In his mind, she’s there keeping him company.
He builds, pours his sweat and tears into it. The construction of her cabin.
(Laura, he whispers, every morning.
The wind howls back.)
A crisp chill is coming in from the northwest by the time he’s nearing the end, affixing the roof to the frame, the walls that hold everything up. His nose is usually red by the end of the day.
Or maybe the cold is his imagination.
Maybe it comes from within his bones.
He thinks about Earth. How, according to legend, they’d mastered the pattern of rotation, known the truth of the tides and the hemispheres, known when the seasons would start to turn based on a calendar of the moon.

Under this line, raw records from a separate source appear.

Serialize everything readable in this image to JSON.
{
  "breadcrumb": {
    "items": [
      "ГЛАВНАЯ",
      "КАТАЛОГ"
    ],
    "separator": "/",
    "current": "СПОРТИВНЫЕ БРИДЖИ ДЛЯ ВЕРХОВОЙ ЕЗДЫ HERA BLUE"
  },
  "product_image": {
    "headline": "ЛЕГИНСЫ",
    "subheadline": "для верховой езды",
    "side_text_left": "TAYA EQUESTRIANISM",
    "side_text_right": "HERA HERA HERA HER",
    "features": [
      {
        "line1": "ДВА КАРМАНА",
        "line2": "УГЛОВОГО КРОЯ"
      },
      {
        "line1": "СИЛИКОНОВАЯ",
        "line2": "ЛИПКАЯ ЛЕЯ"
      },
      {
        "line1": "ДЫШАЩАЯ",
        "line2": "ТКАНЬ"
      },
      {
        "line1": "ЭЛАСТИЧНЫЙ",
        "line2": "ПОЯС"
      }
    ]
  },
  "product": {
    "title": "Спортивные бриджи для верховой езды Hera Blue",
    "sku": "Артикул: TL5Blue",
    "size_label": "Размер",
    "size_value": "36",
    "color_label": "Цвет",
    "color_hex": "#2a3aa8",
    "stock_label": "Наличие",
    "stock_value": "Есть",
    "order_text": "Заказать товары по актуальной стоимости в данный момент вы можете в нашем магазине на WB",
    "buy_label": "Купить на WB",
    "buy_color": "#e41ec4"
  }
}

There’s a tally of the nightfalls and sunrises on a wooden post in the soon-to-be kitchen. He keeps track every day. It’s something to hold onto. Something to which he has a solid, definite answer.
39 days and nights here.
He’s lost some weight. There’s not much choice in the matter when he insists that every day be spent exerting energy. Energy not spent on finding food, rather on finding her somewhere within this edifice. This dedication.
Tears come often.
When it’s complete, he tells her about it, proud, a break in his words as he rests on the floor by the fire.
He hears her voice whistle through the hiss of the kettle he’d salvaged.
(The water is ready for tea. She’s making herself known. If he can find his voice, later, he’ll read to her spirit.)
“Bill,” he hears, uncanny and her, hitched miracle of a whisper through the quiet. Embers crackle; he holds his breath. "When I was ten years old, my favorite aunt died. And do you know what I would do?"
“What’s that, my love?” he asks the air, praying she’ll answer back, praying to the Gods that she’ll hear him and tell him how to live this.
“I used to make myself as small as possible. I’d curl up in a corner and allow myself to feel.”
The low hymn of her ghost echoes in the cabin for the rest of the evening, until he can’t stay awake any longer and sleep claims his body.
He hacks out in slumber. Low, bronchial outbursts, so cold that he shivers and shakes, curls into the corner, a blanket over him. His own body fails to enclose him in warmth.
He’s coming down with something.
He’s not surprised that there’s an After.
Zak believed this.
Laura had mentioned it a few times, said she’d found her mother there, in a world that hung between then and eternity.
In a way, he’s glad he hadn’t known how things could be, realized that Heaven is defined by the culmination of everything beloved, strung together like pearls in a picture of blissful and complete beauty.
His exact vision of good.
(He’d have let lives go to waste had he known this awaited them. He’d have lost battles. He’d have given up.)
Zak is there, his arms outstretched and ready to bear his father’s weight.
(Of course he’s there. He is his son.)
Laura appears, a welcoming smile causing the ivory of her skin to glow. Her small hands shake at the sight of him.
(Of course she’s there. She is his sun.)
“Missed you,” she says, dark eyes shining, the delicate touch of her chin on his shoulder.
“I love you,” he replies, sideways figure eights on his mind as he closes his arms around her. Infinity is a light weight affirmed, now, by this.